Auteurs : Torgny VinjeNorwegian Polar Institute, Norway 
Hugues Goosse, Université Catholique de Louvain, Belgium



Fig. 5.
Ligne rouge : anomalie de température par rapport à moyenne (1961-1990) au Nord du 62N (selon Polyakov 2001). les températures avant 1880 ne sont pas représentatives d'une moyenne circumpolaire.

Ligne bleue : déviations par rapport à la durée moyenne du cycle solaire pendant la période 1961-1990 (10,6 années) lissées selon la méthode L121 indiquée dans http://web.dmi.dk. La corrélation entre les deux lignes est de 0.93.

Les échelles sont inversées comme dans le graphique précédent.


Fig. 6.
Echelle de gauche et courbe bleue: Anomalie normalisée par rapport à la moyenne de l'extension de la glace de la Mer de Barents en août (1750-2000).

Echelle de gauche et courbe rouge :
Anomalie normalisée par rapport à la durée moyenne du cycle solaire entre 1750 et 2000, selon Friis-Christensen and Lassen (1991), Lassen et Friis-Christensen (1995), and Thejll et Lassen (2000) notée (L12221) et donnée sur le site http://web.dmi.dk. La corrélation entre les deux courbes est 0.7
 
De fait, il ne s'agit pas, cette fois-ci, de corréler une seule montée de température avec une seule montée de concentration de CO2 comme l'ont fait les tenants de l'effet de serre, mais bien, plusieurs montées et descentes de température avec plusieurs augmentations et diminutions de la durée des cycles solaires en fonction du temps. Le test est beaucoup plus discriminant puisque la température à beaucoup varié en montées et en descentes durant ces périodes.

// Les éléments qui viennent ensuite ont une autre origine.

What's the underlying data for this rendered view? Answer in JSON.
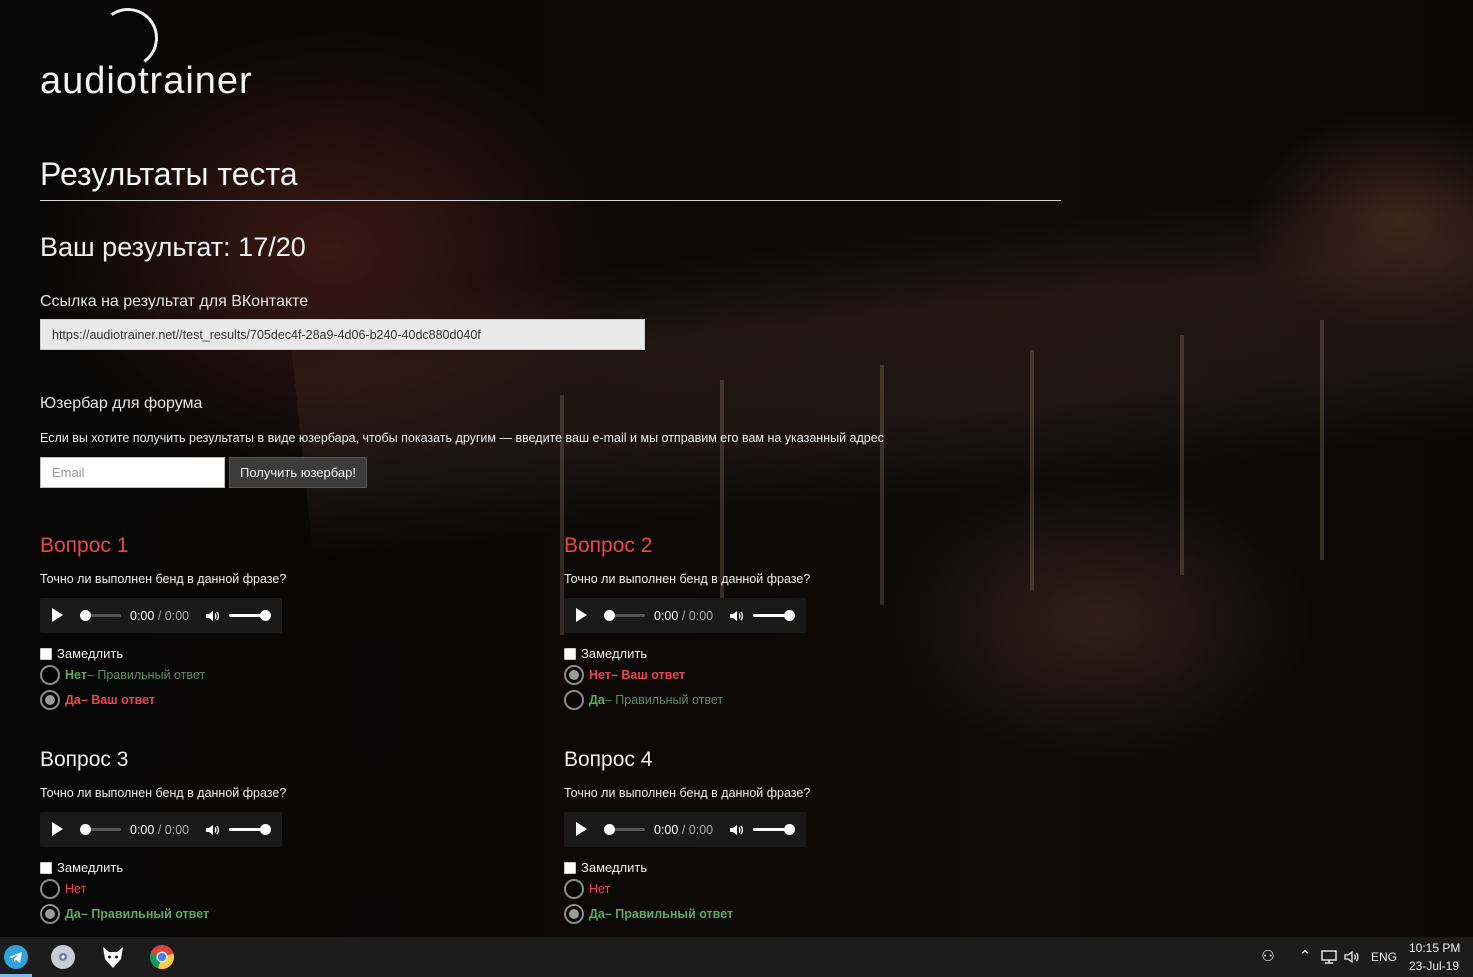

Disons pour l'instant et pour rester prudent (Corrélation n'est pas raison !) que la coïncidence entre les températures et la durée des cycles solaire est impressionnante et n'est sans doute pas le fait du hasard. C'est très bien, mais comment expliquer cela ? se sont demandés les chercheurs qui travaillent dans ce domaine. A noter que ces observations sont totalement ignorées dans les rapports finaux du GIEC jusqu'à nos jours. Mais comme les évidences se sont affinées et les preuves accumulées depuis, ils doivent se faire bien du souci à l'ONU (qui est le responsable du GIEC) les partisans de l'effet de serre du CO2! Et cette relation profonde entre le rayonnement cosmique ionisant ne date pas d'aujourd'hui, loin de là.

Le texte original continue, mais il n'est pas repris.